I’ve been remiss in updating this here blog, so, here’s some cool stuff…

Below (videopoem)

This is a video Marie Craven made for my poem “Below” found at The Poetry Storehouse. Needless to say, I was blown away by this and am very grateful for the time and effort she put into remixing my poem.

This is the second of my poems to be remixed into video lately (the first was a remix by NS of “A Necklace for the Goddess of the Empty Sea”) and the experience is fascinating. I don’t always feel like I know where my poems come from and sometimes I’m surprised to see what I’m thinking. It’s interesting, then, to find out what another artist sees in my work.

I’m filled enough with gratitude when someone takes the time to read what I’ve written, but it’s a humbling thing to know that someone has taken the time with it not just to read it but to try to know it and then bring it to life in a whole new way. So, thank you Marie for “Below” and also to NS for “Empty Sea” and for creating the soon-to-be-phased-out Poetry Storehouse. These are truly gifts that left me speechless.

Marie wrote up some process notes about the video on her blog, along with notes for two other videos she’s recently done. Three of Marie’s videos have appeared at Gnarled Oak, and you can see even more on her Vimeo page. Or explore her website, pixieguts.com, where you can check out her musical work too.

///

flower (videohaiku)

A few weeks ago, Dave Bonta put out a call for haiku based on a video clip with which he intended to experiment in an effort to develop a new approach to videohaiku. He wound up using lines that I supplied and we worked on editing and revising them to come up with the above video.

Dave wrote extensive process notes at Moving Poems, and I don’t have much to add other than that the collaboration was fun and produced an interesting result. Here’s Dave:

This collaboratively produced videopoem with text by James Brush represents a new approach to videohaiku for me: one in which the first part of the haiku is represented by film footage, which freezes and transitions to text roughly where a mid-poem kireji or cutting word would occur in a Japanese haiku.

[…]

James had started with a rather high-concept idea and pared it down in the course of three drafts. I suggested two further edits. What finally emerged was this:


how your hands burn
for the sun

with the ellipsis standing in for the footage of the baby in a meadow waving a daisy around. (One could even make it fit into a line: babe with a flower, say, or toddler in the yard.)

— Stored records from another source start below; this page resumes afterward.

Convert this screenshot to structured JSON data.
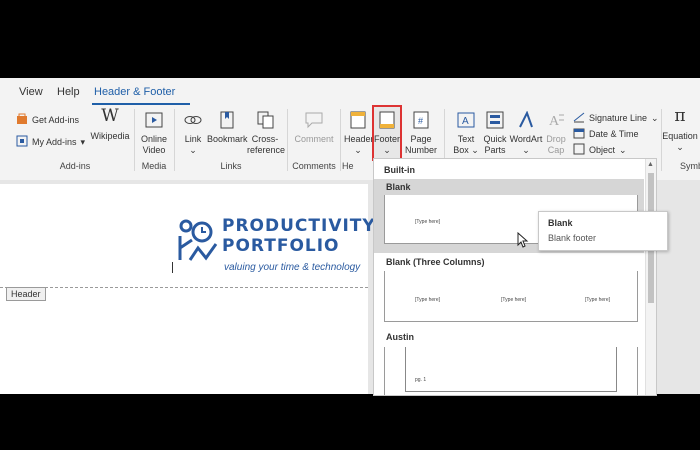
{
  "tabs": [
    {
      "label": "View"
    },
    {
      "label": "Help"
    },
    {
      "label": "Header & Footer"
    }
  ],
  "ribbon": {
    "addins": {
      "get_addins": "Get Add-ins",
      "my_addins": "My Add-ins",
      "wikipedia": "Wikipedia",
      "group_label": "Add-ins"
    },
    "media": {
      "online_video_line1": "Online",
      "online_video_line2": "Video",
      "group_label": "Media"
    },
    "links": {
      "link": "Link",
      "bookmark": "Bookmark",
      "cross_ref_line1": "Cross-",
      "cross_ref_line2": "reference",
      "group_label": "Links"
    },
    "comments": {
      "comment": "Comment",
      "group_label": "Comments"
    },
    "header_footer": {
      "header": "Header",
      "footer": "Footer",
      "page_number_line1": "Page",
      "page_number_line2": "Number",
      "group_label": "He"
    },
    "text": {
      "text_box_line1": "Text",
      "text_box_line2": "Box",
      "quick_parts_line1": "Quick",
      "quick_parts_line2": "Parts",
      "wordart": "WordArt",
      "drop_cap_line1": "Drop",
      "drop_cap_line2": "Cap",
      "signature_line": "Signature Line",
      "date_time": "Date & Time",
      "object": "Object"
    },
    "symbols": {
      "equation": "Equation",
      "group_label": "Symb"
    }
  },
  "document": {
    "logo_line1": "PRODUCTIVITY",
    "logo_line2": "PORTFOLIO",
    "logo_tagline": "valuing your time & technology",
    "header_tag": "Header"
  },
  "dropdown": {
    "section_title": "Built-in",
    "items": [
      {
        "label": "Blank",
        "placeholders": [
          "[Type here]"
        ]
      },
      {
        "label": "Blank (Three Columns)",
        "placeholders": [
          "[Type here]",
          "[Type here]",
          "[Type here]"
        ]
      },
      {
        "label": "Austin",
        "placeholders": [
          "pg. 1"
        ]
      }
    ]
  },
  "tooltip": {
    "title": "Blank",
    "description": "Blank footer"
  },
  "colors": {
    "accent": "#1f5fa8",
    "highlight_outline": "#d33333",
    "logo_blue": "#2a5aa0"
  }
}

As I mentioned above, it’s a kick to have one’s words envideoed, and I’m grateful to Dave for taking the time to play with a few of mine. I’ll have to try this technique for myself sometime.

///

Two Poems Published

As mentioned yesterday, my poem “Sorrow” is in Right Hand Pointing Issue 82: an absence at the center. This is the second time I’ve had a poem appear at RHP and it is quite an honor to be there.

And finally, my poem “Trigger” was included in the anthology/prompt book/workbook Poem Your Heart Out (Words Dance Publishing anthology, Dec 2014). “Trigger” was the winner for April 29 in the Poetic Asides Poem-a-Day Challenge back in April. The book contains the 30 winning poems for the month. My Poems “Sticky Note” (April 3) and  “The Summer Forecast” (Apr 18) were finalists on their respective days.

Ok. Enough about me… go read Gnarled Oak.